Key wordsflavin-containing monooxygenase     cytochrome P450     gene polymorphism     individual differ-ence     drug metabolism     new drug development    

肝脏黄素单加氧酶(flavin-containing monooxy genases, FMOs, E.C.1.14.13.8) 是机体参与治疗药物或外源物生物转化的Ⅰ相代谢酶, 其重要性仅次于CYPs。FMOs属于B类黄素蛋白单加氧酶家族, 即依赖黄素腺嘌呤二核苷酸(flavin adenine dinucleotide, FAD)、还原型烟酰胺腺嘌呤二核苷酸磷酸(nicoti namide adenine dinucleotide phosphate oxidase, NADPH)和分子氧、且不含亚铁血红素的单加氧酶[1]。在新药研发过程中, 设计由FMOs参与代谢的候选药物具有以下优势: ① FMOs可催化的底物广泛:基于其特殊的蛋白结构和催化机制, FMOs几乎可以氧化所有软亲核、高极性含氮、硫的杂原子化合物, 也可催化某些碳原子氧化, 如氧化脱氟以及酮或醛的Baeyer-Villiger反应生成酯[23]; ② FMOs能将化合物转变成高极性、低毒且易于排泄的代谢产物, 不易发生代谢产物蓄积; ③ FMOs不易被诱导或者抑制, 可以降低药物-药物相互作用带来的不良反应; ④ FMOs与人体某些疾病和生命过程有关。因此, FMOs在药物代谢、新药研发以及新药靶点发现中的作用日益受到重视。

1 FMOs的发现与命名

以往研究曾认为, CYP450可催化亲核杂原子化合物的N-氧化或S-氧化。直到20世纪70年代, Ziegler等[4]在猪肝微粒体中纯化出一种可催化胺类药物N-氧化的混合功能氧化酶。分子质量和黄素蛋白含量均高于CYP450, 催化过程依赖NADPH和O2, 不受细胞色素的影响, 且对一氧化碳不敏感, 自此确认该酶为黄素单加氧酶FMOs。80年代初期, Tynes等[5]将大鼠、小鼠和兔子的肝、肺和肾FMOs与纯化猪肝微粒体FMOs进行比较, 发现上述不同种属组织中的FMOs具有相似的催化能力, 但兔肺中FMOs的形态和底物特征与肝脏不同, 随后证明其与肝微粒体FMOs是不同的亚型。90年代末, 研究者克隆并纯化出不同组织和不同种属的FMOs蛋白。目前已鉴定出FMO基因有11种(FMO1p~FMO11p), 其中只有FMO1p~FMO5p能编码具有催化功能的蛋白, 其序列相似性为52%~60%, 分别命名为FMO1~FMO5[6]

2 FMOs的生物学特征2.1 FMOs的蛋白结构

FMOs蛋白的分子质量约为60 kDa, 其532~ 558个氨基酸残基中包含高度保守的黄素腺嘌呤二核苷酸-(flavin adenine dinucleotide, FAD)和NADPH-结合结构域。FMOs晶型结构包含一大一小两个结构域。在大结构域的下半部分包含FMOs识别序列FXGXXXHXXXF, 能与FAD的异咯嗪环相互作用; NADPH的腺嘌呤与小结构域结合, 以烟酰胺基团与FAD的异咯嗪环重叠形成氢键[7]

2.2 FMOs的含量测定

以往FMOs相对含量测定通常应用蛋白免疫印迹法(Western blots)或以FAD的浓度来预测FMOs的绝对含量, 但这种方法测定的是全蛋白, 而非FMOs总蛋白含量(总蛋白=全蛋白+脱辅基蛋白)[8], 存在一定局限性。
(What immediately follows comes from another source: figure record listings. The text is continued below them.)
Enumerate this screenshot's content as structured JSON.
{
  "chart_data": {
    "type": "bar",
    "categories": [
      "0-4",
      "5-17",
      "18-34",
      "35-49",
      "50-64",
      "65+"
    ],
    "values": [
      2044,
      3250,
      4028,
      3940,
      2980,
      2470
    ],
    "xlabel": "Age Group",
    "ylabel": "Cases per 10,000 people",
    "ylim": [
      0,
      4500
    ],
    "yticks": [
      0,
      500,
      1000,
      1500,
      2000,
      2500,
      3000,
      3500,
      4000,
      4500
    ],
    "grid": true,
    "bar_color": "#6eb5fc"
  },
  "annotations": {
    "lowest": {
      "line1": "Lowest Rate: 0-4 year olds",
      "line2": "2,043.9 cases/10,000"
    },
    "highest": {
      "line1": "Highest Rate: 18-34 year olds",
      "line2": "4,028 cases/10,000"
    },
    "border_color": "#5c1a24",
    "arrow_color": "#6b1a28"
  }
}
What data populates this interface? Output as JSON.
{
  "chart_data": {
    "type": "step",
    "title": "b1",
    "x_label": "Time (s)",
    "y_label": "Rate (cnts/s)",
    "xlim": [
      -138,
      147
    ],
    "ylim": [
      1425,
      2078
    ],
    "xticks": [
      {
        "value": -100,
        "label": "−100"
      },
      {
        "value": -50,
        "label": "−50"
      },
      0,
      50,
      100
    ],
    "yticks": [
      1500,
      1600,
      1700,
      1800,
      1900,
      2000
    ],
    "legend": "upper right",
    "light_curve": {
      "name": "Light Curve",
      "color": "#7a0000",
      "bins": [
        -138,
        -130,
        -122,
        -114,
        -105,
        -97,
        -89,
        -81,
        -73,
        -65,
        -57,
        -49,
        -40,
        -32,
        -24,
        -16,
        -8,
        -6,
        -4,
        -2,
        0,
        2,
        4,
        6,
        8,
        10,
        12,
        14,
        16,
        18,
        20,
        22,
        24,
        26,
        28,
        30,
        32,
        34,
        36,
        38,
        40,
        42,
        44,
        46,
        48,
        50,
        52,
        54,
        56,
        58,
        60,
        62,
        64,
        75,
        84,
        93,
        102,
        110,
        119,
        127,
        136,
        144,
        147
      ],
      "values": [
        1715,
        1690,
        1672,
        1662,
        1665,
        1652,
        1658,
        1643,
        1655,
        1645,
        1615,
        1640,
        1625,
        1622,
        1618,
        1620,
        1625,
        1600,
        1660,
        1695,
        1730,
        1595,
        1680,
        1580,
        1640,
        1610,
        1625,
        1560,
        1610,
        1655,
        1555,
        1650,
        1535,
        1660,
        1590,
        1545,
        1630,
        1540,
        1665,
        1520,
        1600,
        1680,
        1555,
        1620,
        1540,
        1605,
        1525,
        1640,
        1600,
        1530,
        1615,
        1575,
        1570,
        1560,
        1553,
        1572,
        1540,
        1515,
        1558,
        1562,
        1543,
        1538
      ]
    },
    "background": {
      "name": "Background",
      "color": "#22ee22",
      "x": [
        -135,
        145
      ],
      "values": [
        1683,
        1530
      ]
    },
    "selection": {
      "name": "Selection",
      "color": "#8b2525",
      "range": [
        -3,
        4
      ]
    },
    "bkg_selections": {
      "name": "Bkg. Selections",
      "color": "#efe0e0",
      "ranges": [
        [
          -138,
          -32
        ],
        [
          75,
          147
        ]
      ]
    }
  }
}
目前以UPLC-MRM为基础的靶向定量蛋白质组学方法已经广泛应用于人肝微粒体FMOs蛋白测定[9]

2.3 FMOs活性测定的影响因素

以FMOs特异性底物苄达明的氮氧化为活性检测指标, 考察不同实验条件对人肝微粒体FMOs活性影响发现, 45 ℃预温孵5 min可使FMOs活性降低70%; DMSO (0.1%和0.5%)可剂量依赖地抑制FMOs活性, 而甲醇(0.5%)和乙腈(0.5%)影响较小; 肝微粒体在缺乏NADPH的条件下37 ℃预温孵5~10 min, FMOs活性降低30%~50%; FMOs活性在pH 8.4时高于pH 7.4;竞争性抑制剂甲硫咪唑能显著抑制FMOs活性等[10]

3 FMOs的催化机制

FMOs需要以FAD为辅基、NADPH为辅助因子、分子氧为共底物完成催化过程。首先, 辅助因子NADPH结合FAD, 并将其迅速还原成FADH2。接受了两个电子的还原形FAD迅速与分子氧结合, 形成稳定的C4位黄素过氧化中间体, 等待与适当的亲核底物RSH结合[11]。通过底物对FADH-OOH的亲核攻击, 一个氧原子转移到底物上, 形成氧化产物(RSOH), 另一个氧原子形成水, 从而使FADH-OH还原为FAD, 并释放出NADP+等待下一轮催化循环(图 1)[12]。因FMOs在催化过程中并没有形成经典的酶-底物复合物, 因此Km主要反映底物与酶活性位点接近的难易程度, 而底物的大小和形状以及化合价是决定其能否与酶活性位点结合的关键因素[13]

1 Figure 1 Catalytic mechanism of flavin-containing monooxy genases (FMOs)

与CYPs的催化机制不同, FMOs不需要还原酶就可直接被NADPH还原, 并在不结合底物的情况下直接活化氧分子, 形成稳定的中间体, 氧化所有能与活性中间体结合的亲核底物, 这一特性提示FMOs底物的广泛性[14]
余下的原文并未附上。